Job (step) fails when run as dbo(sa?)


I create a job. I add a single step with the following code:

insert joblog select getdate(),SUSER_NAME(),current_user    
exec msdb.dbo.sp_send_dbmail ...

The job's owner is sa. I, as a dev, do not have sa access, but I do have sysadmin. So I change the job's owner to sa.

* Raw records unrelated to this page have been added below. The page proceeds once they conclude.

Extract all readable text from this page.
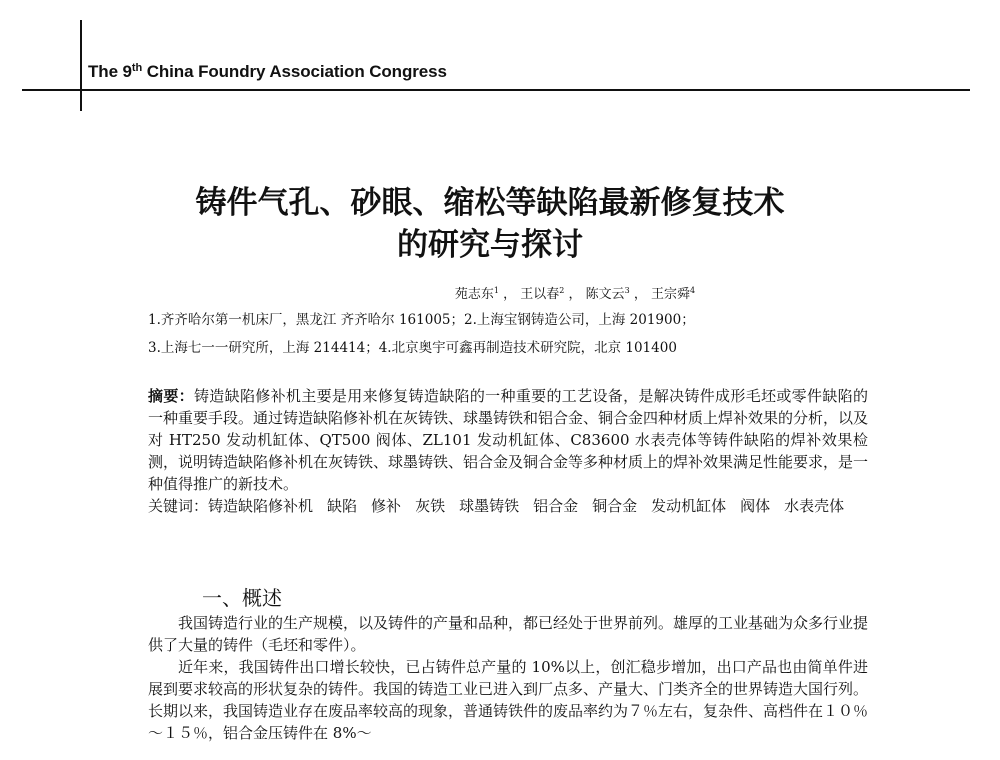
The 9th China Foundry Association Congress
铸件气孔、砂眼、缩松等缺陷最新修复技术
的研究与探讨
苑志东$^1$ ， 王以春$^2$ ， 陈文云$^3$ ， 王宗舜$^4$
1.齐齐哈尔第一机床厂，黑龙江 齐齐哈尔 161005；2.上海宝钢铸造公司，上海 201900；
3.上海七一一研究所，上海 214414；4.北京奥宇可鑫再制造技术研究院，北京 101400
摘要：铸造缺陷修补机主要是用来修复铸造缺陷的一种重要的工艺设备，是解决铸件成形毛坯或零件缺陷的一种重要手段。通过铸造缺陷修补机在灰铸铁、球墨铸铁和铝合金、铜合金四种材质上焊补效果的分析，以及对 HT250 发动机缸体、QT500 阀体、ZL101 发动机缸体、C83600 水表壳体等铸件缺陷的焊补效果检测，说明铸造缺陷修补机在灰铸铁、球墨铸铁、铝合金及铜合金等多种材质上的焊补效果满足性能要求，是一种值得推广的新技术。
关键词：铸造缺陷修补机 缺陷 修补 灰铁 球墨铸铁 铝合金 铜合金 发动机缸体 阀体 水表壳体
一、概述

我国铸造行业的生产规模，以及铸件的产量和品种，都已经处于世界前列。雄厚的工业基础为众多行业提供了大量的铸件（毛坯和零件）。

近年来，我国铸件出口增长较快，已占铸件总产量的 10%以上，创汇稳步增加，出口产品也由简单件进展到要求较高的形状复杂的铸件。我国的铸造工业已进入到厂点多、产量大、门类齐全的世界铸造大国行列。长期以来，我国铸造业存在废品率较高的现象，普通铸铁件的废品率约为７％左右，复杂件、高档件在１０％～１５％，铝合金压铸件在 8%～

The job runs fine and the email gets sent. The [joblog] table which I have created to help me understand things shows

suser_name=NT SERVICE\SQLSERVERAGENT
current_user=dbo

Now if I go to the agent's UI, edit the (single) job step, choose page "advanced", and fill the "Run as user" to "dbo", I receive EXECUTE denied on sp_send_dbmail. [joblog] gets one line with

susername=sa
current_user=dbo

What is the reason for the error? sa obviously can run the proc. Not only that; NT SERVICE\SQLSERVERAGENT also can!

My wild guess is that despite the suser_name inserted in my table, the "run as user" "chooses" dbo as a user in the target db but without any login associated with it, not even NT SERVICE\SQLSERVERAGENT.


Solution

  • When impersonating a USER, in this case dbo, then any external database references will fail. A USER is a database object, and so your impersonation is limited to being scoped within the database. As you are attempting to reference msdb.dbo.sp_send_dbmail you are, presumably, using 3 part naming as your aren't in msdb (which I wouldn't expect you do, as you are INSERTing into a table, and that shouldn't really be done in a system database).

    As for why you get sa, that's because that's the LOGIN that the dbo USER is linked to. If the dbo user was linked to a different LOGIN you would get a different LOGIN's name. This does not, however, mean that you can impersonate that LOGIN by impersonating a USER; you strictly cannot do this. As the OP mentions is the comments, this is documented.

    The "fix" would be that if you need impersonation, you impersonate a LOGIN, not a USER, that has access to all the databases you need to access for the specific job.